Dün, Fehmi Koru “Duyduk duymadık demeyin” nidasıyla yazdı. Ak Parti Genel Başkanvekili Efgan Ala’nın demecinden yola çıkarak iktidarın yeniden reform niyetinde olduğunu ve birçok alanda birden harekete geçileceği haberini ustalıkla değerlendirdi. Yazının sonunda da “Sözün kısası, AK Parti yetkilisi ile bakanının ‘reform’ beklentisine, AK Parti’ye yakın medya nasıl duyarsız kalıyorsa, gerçekleşeceğine parti içerisinde de inanan çıkacağını sanmıyorum” diyerek umutsuzluğa yakın bir yere demirledi. Haksız sayılmaz zira, Efgan Ala gibi kamuoyu tarafından “pozitif gündem”le eş tutulan bir isim açıklasa bile Ak Parti’nin eskiye dönme vaadini hemen kabullenmek kolay değildir.
Hele bu reform, reform karşıtlığının simgesi olan “Ankara Kriterleri” başlığıyla duyuruluyorsa… Ankara Kriterleri demek, Avrupa Birliği’nden uzaklaşmak, içe kapanmak, biz bize benzeriz vesaire demenin ifadesidir. Ama, Türkiye herhangi bir kriterden o kadar uzaklaştı ki; bir kriter olsun da ne olursa olsun diyecek durumdayız. Yani, bu sözü “Aslında evrensel hakları getireceğiz ama adına Kopenhag değil Ankara diyeceğiz” kabilinden söylenmiş sayıyoruz.
Bununla birlikte iktidardan hukuk ve demokrasi başlıklarından olumlu hamle beklemenin önünde çok büyük manialar var. Birkaçı şunlar:
1- Türkiye, son on yılda birçok alanda düşünülemeyecek kadar geri gitti. O kadar ki, yargının siyasallaşmasında rekorlar kırdı ve sonunda Anayasa Mahkemesi’nin otoritesini tanımaz bir noktaya demir attı. Denetim, şeffaflık, hukukun üstünlüğü yerle bir oldu.
2-Kurumsallaşma ve kurumlar ağır hasar aldı. Böylelikle, kamu idaresinde ortak tecrübe kayboldu. Birçok meselede, sanki daha önce hiç yaşanmamış gibi sil baştan yapmak devletin normali oldu.
3-Afra, tafrayla yürütülen dış politika, sonunda bugün artık ülkenin gücünün altında bir etkiye sıkıştı. İsrail-Gazze meselesinde görüldüğü gibi ne bir masada bulunabiliyoruz ne de bir masa toplayabiliyoruz.

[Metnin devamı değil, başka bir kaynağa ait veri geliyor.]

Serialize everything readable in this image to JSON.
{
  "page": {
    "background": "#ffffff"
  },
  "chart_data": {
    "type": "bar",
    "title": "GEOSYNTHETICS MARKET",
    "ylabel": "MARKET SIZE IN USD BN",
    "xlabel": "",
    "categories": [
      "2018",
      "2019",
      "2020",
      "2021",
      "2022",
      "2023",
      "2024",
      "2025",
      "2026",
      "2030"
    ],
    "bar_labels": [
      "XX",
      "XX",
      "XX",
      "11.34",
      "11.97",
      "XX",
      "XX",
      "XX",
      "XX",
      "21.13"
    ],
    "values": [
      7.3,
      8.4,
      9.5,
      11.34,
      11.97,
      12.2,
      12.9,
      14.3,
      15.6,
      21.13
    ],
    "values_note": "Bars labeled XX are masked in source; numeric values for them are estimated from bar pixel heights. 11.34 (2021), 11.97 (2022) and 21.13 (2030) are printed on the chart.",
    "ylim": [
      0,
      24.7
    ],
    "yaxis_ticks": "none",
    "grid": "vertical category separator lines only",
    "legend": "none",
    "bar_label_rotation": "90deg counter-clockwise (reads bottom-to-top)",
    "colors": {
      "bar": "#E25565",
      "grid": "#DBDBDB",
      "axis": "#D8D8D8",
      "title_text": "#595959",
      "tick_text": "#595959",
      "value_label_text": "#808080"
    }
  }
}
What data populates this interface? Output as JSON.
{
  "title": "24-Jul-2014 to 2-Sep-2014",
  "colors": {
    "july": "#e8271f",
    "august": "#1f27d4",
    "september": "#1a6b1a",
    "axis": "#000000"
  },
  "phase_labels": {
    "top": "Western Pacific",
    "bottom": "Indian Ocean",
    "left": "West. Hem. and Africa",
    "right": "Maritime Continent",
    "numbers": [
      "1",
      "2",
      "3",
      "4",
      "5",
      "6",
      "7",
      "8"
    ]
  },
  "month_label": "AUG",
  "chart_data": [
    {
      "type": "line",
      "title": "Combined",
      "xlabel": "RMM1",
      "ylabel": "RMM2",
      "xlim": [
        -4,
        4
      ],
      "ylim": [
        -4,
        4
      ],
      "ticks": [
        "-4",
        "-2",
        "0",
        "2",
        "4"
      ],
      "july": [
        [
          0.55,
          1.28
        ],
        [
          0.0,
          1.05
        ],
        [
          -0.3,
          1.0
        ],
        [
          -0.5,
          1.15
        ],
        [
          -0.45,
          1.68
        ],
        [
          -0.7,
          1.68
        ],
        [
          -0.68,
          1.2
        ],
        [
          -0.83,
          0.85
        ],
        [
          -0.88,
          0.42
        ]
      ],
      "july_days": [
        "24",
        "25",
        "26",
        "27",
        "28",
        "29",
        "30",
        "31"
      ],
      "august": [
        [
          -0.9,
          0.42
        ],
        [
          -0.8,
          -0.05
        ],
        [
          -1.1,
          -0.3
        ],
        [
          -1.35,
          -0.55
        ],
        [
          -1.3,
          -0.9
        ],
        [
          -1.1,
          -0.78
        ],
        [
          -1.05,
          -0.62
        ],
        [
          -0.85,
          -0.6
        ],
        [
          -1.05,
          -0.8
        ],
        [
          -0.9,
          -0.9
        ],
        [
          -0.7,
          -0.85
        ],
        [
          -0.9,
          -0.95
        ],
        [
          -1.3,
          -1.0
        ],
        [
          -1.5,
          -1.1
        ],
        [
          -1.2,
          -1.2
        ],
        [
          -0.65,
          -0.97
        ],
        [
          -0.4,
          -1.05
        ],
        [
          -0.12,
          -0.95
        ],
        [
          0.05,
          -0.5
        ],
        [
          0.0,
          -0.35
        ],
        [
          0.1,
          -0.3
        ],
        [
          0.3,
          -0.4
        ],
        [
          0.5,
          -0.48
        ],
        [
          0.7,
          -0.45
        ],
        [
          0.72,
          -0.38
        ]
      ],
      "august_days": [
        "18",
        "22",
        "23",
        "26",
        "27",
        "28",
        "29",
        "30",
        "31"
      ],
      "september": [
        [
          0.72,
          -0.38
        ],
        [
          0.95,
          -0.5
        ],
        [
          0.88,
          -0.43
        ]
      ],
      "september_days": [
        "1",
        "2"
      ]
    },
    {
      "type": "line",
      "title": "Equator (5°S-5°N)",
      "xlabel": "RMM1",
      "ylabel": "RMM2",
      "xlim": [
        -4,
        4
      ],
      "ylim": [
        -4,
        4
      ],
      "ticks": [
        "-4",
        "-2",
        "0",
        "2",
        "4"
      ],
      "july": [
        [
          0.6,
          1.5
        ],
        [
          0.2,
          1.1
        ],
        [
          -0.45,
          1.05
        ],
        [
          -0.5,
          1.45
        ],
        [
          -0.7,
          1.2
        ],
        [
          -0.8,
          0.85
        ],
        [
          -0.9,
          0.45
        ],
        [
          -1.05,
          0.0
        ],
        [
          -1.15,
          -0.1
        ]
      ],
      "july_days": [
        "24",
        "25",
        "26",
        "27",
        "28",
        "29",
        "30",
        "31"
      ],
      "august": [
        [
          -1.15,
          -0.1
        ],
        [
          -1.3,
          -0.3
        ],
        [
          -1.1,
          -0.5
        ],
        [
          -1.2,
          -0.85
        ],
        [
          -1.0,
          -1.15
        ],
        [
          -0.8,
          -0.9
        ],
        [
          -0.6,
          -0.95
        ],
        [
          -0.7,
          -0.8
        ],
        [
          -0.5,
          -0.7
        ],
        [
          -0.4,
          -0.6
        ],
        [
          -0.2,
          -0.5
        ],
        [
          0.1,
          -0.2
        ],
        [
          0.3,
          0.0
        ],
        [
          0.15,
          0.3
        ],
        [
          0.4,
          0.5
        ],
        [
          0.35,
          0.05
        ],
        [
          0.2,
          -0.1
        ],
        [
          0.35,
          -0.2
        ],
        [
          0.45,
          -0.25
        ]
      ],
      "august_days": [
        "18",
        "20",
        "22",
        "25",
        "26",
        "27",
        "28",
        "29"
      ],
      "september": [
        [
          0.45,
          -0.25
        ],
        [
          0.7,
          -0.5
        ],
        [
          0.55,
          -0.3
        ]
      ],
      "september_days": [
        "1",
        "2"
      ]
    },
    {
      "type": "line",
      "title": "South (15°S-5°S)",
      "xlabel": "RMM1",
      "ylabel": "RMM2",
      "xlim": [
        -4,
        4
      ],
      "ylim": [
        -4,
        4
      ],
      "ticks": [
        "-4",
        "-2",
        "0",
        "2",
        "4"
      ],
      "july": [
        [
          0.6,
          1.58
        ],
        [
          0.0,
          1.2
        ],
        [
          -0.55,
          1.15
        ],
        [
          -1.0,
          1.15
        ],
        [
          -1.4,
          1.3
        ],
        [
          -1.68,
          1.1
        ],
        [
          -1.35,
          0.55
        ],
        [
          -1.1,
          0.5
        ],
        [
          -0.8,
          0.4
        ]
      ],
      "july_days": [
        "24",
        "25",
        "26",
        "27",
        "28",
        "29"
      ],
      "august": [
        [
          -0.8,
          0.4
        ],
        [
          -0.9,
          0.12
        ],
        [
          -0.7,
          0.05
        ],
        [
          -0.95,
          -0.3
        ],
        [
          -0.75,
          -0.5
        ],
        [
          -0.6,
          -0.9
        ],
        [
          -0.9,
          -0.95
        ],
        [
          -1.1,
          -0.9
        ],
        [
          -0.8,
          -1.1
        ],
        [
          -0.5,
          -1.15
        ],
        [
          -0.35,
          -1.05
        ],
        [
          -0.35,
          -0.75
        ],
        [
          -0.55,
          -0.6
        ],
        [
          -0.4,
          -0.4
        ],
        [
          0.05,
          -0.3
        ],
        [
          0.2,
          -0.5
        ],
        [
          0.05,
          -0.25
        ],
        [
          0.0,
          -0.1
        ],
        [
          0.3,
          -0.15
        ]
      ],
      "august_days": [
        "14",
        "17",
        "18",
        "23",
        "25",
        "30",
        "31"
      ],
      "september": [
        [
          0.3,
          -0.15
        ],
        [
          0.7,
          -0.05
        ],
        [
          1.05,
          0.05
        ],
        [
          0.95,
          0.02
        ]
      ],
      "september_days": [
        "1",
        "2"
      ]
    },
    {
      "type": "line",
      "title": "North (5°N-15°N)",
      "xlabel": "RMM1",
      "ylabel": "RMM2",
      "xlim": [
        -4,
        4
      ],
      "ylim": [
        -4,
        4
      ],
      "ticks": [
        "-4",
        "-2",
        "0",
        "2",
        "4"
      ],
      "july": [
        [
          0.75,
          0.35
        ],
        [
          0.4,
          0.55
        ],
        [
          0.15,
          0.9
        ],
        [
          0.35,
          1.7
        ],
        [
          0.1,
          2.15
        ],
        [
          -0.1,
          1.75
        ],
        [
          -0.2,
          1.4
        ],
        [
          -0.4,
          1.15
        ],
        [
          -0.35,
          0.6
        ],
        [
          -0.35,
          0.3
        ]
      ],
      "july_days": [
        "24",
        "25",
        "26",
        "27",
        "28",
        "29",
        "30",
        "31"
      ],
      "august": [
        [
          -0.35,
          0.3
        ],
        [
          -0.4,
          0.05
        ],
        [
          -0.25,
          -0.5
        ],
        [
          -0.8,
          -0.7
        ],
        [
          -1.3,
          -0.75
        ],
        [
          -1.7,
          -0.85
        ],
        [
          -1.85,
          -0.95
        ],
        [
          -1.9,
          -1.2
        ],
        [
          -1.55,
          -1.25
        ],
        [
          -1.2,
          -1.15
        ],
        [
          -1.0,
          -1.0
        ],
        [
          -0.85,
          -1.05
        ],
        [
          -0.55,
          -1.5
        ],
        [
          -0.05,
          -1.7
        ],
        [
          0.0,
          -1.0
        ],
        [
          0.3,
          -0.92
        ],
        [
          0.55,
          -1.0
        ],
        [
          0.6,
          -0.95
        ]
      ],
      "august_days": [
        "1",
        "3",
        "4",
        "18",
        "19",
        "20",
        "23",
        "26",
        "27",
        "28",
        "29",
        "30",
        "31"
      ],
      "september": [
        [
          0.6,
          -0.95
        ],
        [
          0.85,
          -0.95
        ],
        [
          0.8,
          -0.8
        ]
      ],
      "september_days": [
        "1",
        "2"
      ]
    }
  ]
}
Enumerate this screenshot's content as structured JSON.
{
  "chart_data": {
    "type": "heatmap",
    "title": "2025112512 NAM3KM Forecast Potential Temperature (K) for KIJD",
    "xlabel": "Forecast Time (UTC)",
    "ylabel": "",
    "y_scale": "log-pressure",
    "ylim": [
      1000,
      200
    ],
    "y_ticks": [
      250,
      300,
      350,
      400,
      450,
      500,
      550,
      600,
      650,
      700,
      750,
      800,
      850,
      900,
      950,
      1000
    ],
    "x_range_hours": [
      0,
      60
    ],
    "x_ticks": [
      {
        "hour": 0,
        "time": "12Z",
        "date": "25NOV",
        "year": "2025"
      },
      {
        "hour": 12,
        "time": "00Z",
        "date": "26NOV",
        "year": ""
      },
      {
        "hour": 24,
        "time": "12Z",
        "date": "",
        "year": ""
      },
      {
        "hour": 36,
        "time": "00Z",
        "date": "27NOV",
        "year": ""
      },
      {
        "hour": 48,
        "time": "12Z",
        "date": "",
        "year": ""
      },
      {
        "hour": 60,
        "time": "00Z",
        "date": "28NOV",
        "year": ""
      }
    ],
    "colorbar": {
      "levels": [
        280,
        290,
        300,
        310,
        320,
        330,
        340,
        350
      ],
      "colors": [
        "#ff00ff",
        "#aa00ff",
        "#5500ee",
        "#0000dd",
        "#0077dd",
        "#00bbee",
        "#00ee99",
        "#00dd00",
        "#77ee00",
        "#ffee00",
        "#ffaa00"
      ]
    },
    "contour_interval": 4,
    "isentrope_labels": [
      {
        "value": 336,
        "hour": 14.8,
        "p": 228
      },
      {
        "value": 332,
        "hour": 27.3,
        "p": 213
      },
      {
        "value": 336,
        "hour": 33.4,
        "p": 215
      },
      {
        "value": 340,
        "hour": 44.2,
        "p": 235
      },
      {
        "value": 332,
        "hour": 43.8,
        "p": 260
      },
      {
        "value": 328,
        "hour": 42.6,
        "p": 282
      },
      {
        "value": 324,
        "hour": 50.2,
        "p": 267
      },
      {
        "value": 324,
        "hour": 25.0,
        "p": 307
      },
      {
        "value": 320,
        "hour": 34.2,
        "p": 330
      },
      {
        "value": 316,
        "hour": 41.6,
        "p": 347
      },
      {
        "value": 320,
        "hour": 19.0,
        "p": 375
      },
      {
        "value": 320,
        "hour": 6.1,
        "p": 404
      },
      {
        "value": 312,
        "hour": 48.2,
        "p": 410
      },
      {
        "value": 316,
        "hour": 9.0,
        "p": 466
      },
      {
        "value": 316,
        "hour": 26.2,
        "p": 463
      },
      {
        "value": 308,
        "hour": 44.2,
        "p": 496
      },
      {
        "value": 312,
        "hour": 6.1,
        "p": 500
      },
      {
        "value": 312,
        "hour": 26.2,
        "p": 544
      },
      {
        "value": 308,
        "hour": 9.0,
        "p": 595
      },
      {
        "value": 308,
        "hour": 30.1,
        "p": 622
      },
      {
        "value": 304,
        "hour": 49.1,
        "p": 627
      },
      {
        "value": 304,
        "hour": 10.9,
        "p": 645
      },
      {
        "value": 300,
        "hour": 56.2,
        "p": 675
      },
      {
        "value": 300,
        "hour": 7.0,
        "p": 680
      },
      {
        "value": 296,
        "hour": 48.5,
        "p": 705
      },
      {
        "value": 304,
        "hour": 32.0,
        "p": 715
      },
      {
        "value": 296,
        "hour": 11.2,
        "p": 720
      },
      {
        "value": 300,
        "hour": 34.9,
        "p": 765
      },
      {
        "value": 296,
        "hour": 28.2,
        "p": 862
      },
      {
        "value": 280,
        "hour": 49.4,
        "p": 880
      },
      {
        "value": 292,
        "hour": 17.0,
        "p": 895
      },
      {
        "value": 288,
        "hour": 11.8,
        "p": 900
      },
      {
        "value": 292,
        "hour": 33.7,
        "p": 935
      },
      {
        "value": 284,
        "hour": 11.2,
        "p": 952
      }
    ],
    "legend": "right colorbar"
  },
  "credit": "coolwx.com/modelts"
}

4-İktidar, ekonomiden dış politikaya, eğitimden yargıya kadar bütün alanlarda kötü yönetimin sebeplerini anlaması gerekirken sadece 31 Mart’ın sonuçlarını anlamaya çalışıyor. Tabiatıyla bu eksik, yanlış ve sonuç alınamaz bir analiz biçimidir. Bu da bırakın reform kapasitesini gerçeklerden kopuşu gösteriyor.
5-Yaygın, baskın ve tahammül edilemez bir seviyesizlik sorunumuz var ve bizatihi iktidar, “standartsız siyasi standartları” ve çelişkili icraatlarıyla bunun sorumlusudur. Liyakatsiz ve ehliyetsiz kadrolar da malum, bu seviyesizliğini gölgesinden yaşamaktadır.
Liste uzar gider… Türkiye’nin gerçekten çok sayıda branşta reforma ihtiyacı var ama bunun üstesinden gelmek için en başta samimi ve kararlı olmak lüzumu vardır. Türkiye’nin değişime ihtiyacı olduğuna inanarak, bu ülkede yaşayan insanların hak etmediği bir atmosfere mecbur bırakılamayacağını kabul ederek ve hızla gelişen dünyada demode kaldığımızı kabul ederek yapılacak reformlara… Sadece yüksek faize gelen sıcak paradan gayrı “biraz da yatırıma gelsinler” diye yapılan reformun faydası olmaz; buna zaten reform da denmez.
Bütün bunlarla beraber, artık gidecek yer olmadığı için ve ülke bir finansal uçurumun eşiğinde olduğu için üçe beşe bakmadan ekonomide son dönemde yapılanları nasıl olumlu görüyorsak; maksadı ne olursa olsun hukuk ve demokraside atılacak en küçük adıma dahi itiraz edecek durumda değiliz. Kötü yönetimle geçen yıllar, en iyisini umma lüksünü elimizden aldı.
Standart o kadar düştü ki daha kötüsünden uzaklaşmak da kendi çapında bir reform sayılır oldu. Olsun, olsun da taştan olsun!